第14章 衝動(R18:花巻貴大)
彼女は、瀬野は、俗にいう元同クラの女子だった。選択科目が同じだったから、二年のときからの付き合いである。
仲のいい女友達だった。
気のおけないクラスメイト。
部活がない日は一緒に遊んだりもしたし、時には恋バナなんかもしたりした。
瀬野は綺麗な子、だと思う。
あえて分類するのならツンとした美人系。
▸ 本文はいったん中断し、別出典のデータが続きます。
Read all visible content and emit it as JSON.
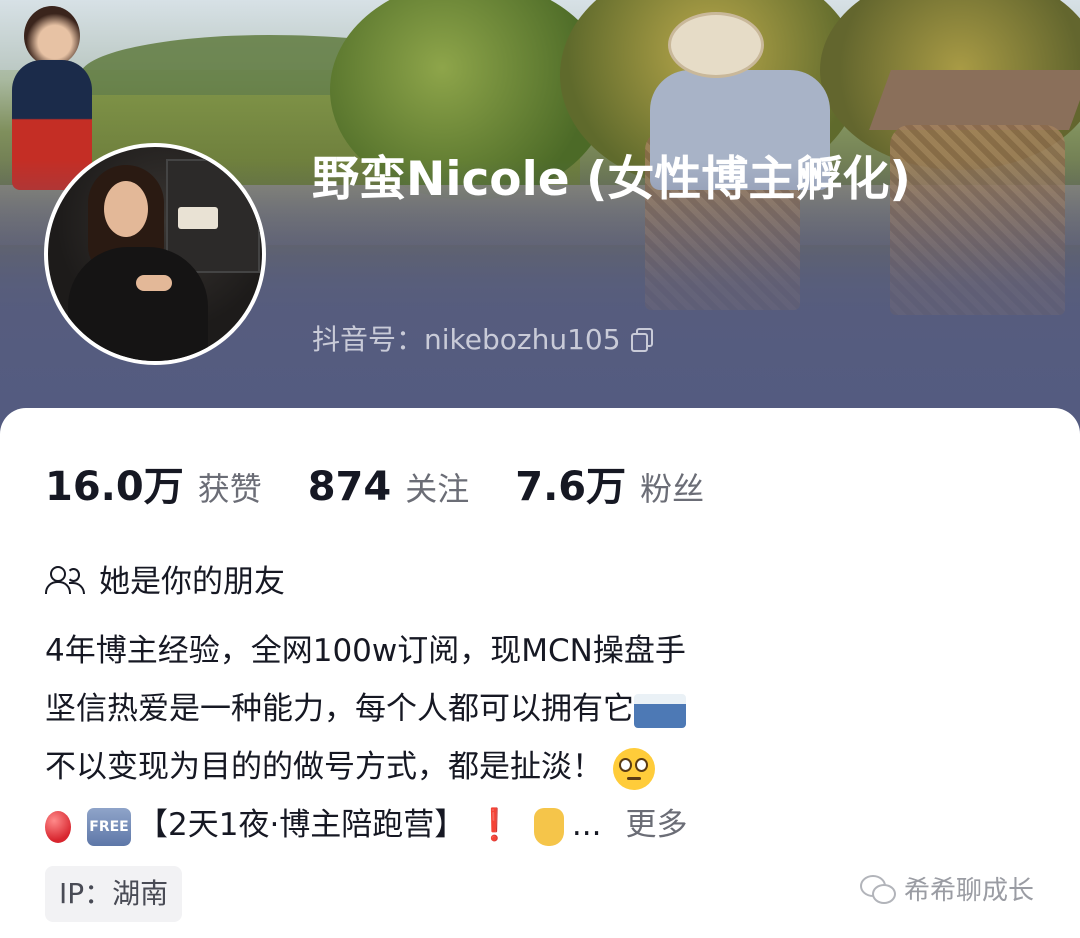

でも性格はすごく素直だし、意外とおっちょこちょいで、そんなところがまた可愛らしくて。
すげえ、好きだった。
「出たな怪人!」
「成敗してやる!」
「食らえ!」
「必殺正義ソード!」
「ぎゃあーー!」
「やられたー!」
いつもと変わらぬ怪人。
いつもと変わらぬ台詞。
テレビに出ている俳優たちが録音した音声に合わせて、ひたすら身体だけを動かしていく。
怪人の攻撃を避けて、仲間と連携攻撃、それから必殺技を繰りだして、最後にここで決めポーズ。
身体に叩きこんだ動きだ。
ほとんど無意識でも勝手に手足が動くし、覆面マスクをしているので観客から俺自身の顔は見えない。
(あいつ、更に綺麗になったなー……)
俺は、ただただ考えていた。
タタさんにバレたらとても叱られるけど、ステージに上がってる間中、ずっと瀬野のことが頭から離れなかった。
だってチラチラ見えるのだ。
怪人の攻撃を避けるときも。
仲間と連携攻撃をするときも。
必殺技で敵を倒して決めポーズをしているときでさえ、教職員用の客席にいるあいつが視界に映りこんで──
その姿から、意識が離せなくて。